First decisions first: What crop to invest in

Most growers are evaluating the profit potential of cotton, sorghum (grain or silage) and wheat for the 2023 crop.

Wheat is one bright spot for farmers across the Great Plains states. Record prices in 2022, along with expectations for high prices in 2023 and the continued drought, drove an upsurge in acres planted to winter wheat last fall. The 37 million acres projected is the highest level since 2015/16. Positive crop insurance guarantee prices provided further encouragement in key hard red winter wheat-producing areas of the Southern Plains.

“We have definitely seen a tremendous interest in wheat,” Gerber reports. “Besides the price, another key reason for planting wheat or rye was to produce cover to keep the soil from blowing. Fortunately, nearly everyone got enough of a stand to accomplish that.”

Whether to continue investing in the existing stand of wheat or switch crops is a multi-factored decision.

Sorghum as a consideration

When looking at drought and sorghum, how sorghum behaves during dry conditions or times of limited rainfall offers some positive reasons to consider this crop. Sorghum is often considered one of the more stress-tolerant crops available. Also crop insurance is now an option as the Silage Sorghum Endorsement became permanent, effective with the 2023 crop, providing risk management for farmers who want to grow silage sorghum as a forage source.

“Sorghum can be a ‘low input crop,’ not in the sense that you can plant the seed and walk away,” said Gerber. “In the case of sorghum, it simply can proportionally produce more yield than most other crops with the moisture and fertility it does receive.”

Sorghum uses its root capacity to survive drought and water loss. It also rolls its leaves to decrease surface area and capture any humidity it can. These characteristics help sorghum survive minimal rainfall, high temperatures and low humidity and still produce grain.

“Because sorghum typically develops a massive root structure, it also can pull the available water and nutrients from deeper in the soils,” he added.

Fertility, pest management and keeping Johnson grass and crabgrass out of the fields remain important because every rain has the potential to create a flush of moisture-thirsty weeds.

“For those investing in sorghum, good weed management and good fertility management will still be very key for success if 2022 drought conditions continue into 2023,” he said.

Photo submitted by Wilbur-Ellis Agribusiness

Cotton may be a last resort

According to Gerber, the outlook and enthusiasm among farmers for cotton is not very high due to the potential for continued drought and a crop insurance guarantee priced lower than 2022.

In 2022, many cotton farmers were forced to cut their losses. Severe drought conditions hit major cotton production areas, including Texas, Oklahoma, Kansas, and Missouri. An estimated 68% of Texas cotton acres planted were abandoned and overall U.S. abandonment rate for upland cotton was estimated at 43.4%, the highest on record.

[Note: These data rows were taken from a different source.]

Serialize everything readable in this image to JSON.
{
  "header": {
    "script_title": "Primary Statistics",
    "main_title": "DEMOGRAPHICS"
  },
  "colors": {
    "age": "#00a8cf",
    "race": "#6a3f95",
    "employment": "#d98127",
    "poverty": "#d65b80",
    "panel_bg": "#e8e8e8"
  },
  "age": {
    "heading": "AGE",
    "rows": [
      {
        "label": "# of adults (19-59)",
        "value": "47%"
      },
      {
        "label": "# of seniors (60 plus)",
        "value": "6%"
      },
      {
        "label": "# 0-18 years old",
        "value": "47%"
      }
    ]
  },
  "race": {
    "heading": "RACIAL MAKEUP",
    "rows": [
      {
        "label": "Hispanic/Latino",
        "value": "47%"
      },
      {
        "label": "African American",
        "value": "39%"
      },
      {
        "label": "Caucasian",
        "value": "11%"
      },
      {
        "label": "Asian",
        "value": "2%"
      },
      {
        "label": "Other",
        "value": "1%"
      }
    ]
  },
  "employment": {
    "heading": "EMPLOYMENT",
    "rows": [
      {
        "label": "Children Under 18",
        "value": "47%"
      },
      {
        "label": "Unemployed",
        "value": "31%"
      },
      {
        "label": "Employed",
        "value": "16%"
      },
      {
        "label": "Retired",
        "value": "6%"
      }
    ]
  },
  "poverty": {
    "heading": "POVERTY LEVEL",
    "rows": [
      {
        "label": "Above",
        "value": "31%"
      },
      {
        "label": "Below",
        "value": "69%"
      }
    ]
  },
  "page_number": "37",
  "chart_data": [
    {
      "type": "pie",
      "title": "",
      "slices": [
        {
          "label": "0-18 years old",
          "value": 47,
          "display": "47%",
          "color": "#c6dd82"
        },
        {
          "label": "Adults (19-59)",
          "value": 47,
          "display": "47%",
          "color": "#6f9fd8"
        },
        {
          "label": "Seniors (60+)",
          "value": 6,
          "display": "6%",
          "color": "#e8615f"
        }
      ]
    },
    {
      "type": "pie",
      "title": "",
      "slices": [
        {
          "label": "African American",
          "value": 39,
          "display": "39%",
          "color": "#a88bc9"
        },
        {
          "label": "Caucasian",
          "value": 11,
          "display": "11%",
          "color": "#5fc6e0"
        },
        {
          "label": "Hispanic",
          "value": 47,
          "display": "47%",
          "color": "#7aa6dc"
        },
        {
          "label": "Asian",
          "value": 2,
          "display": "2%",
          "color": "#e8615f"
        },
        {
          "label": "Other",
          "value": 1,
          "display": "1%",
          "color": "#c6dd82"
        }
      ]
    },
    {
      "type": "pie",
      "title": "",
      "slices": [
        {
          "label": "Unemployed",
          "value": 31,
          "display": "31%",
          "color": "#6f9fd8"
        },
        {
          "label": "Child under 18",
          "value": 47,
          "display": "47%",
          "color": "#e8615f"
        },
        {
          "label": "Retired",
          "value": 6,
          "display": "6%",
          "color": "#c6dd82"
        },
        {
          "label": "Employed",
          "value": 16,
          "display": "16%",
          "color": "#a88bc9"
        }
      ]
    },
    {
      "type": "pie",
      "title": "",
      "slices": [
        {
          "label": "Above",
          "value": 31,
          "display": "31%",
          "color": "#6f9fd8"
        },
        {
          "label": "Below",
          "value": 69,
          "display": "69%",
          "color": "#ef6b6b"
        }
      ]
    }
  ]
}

Photo submitted by Wilbur-Ellis Agribusiness

Decisions based on dollars and cents

To help farmers with these and other crop decisions, Gerber and the team at Wilbur-Ellis often turn to a planning tool called AgVerdict. This precision farming tool helps evaluate and compare different crop scenarios, evaluate costs and adjust plans based on changing crop and pest conditions to make quick in-season decisions with the goal of improving grower profitability.

“AgVerdict is a planning and risk-management tool. Using this platform, we walk through different crop scenarios, looking at seed decisions, fertility and herbicide options along with each field’s soil fertility—plus crop, weed and pest history—to plan inputs and anticipate in-season needs and the potential yield benefits,” Gerber says.

“With every step, we're putting in the associated product and cost, so that by the time we walk the farmer all the way through to harvest, he has a budget, whether it's for full-blown irrigated cotton or dryland sorghum or wheat, for example.

“Once the farmer has that plan laid out in front of him, he is better able to make decisions about which way he wants to go or to change direction in-season if we get measurable precipitation. Our goal is to help farmers plan and then make well-informed decisions as conditions change,” Gerber said.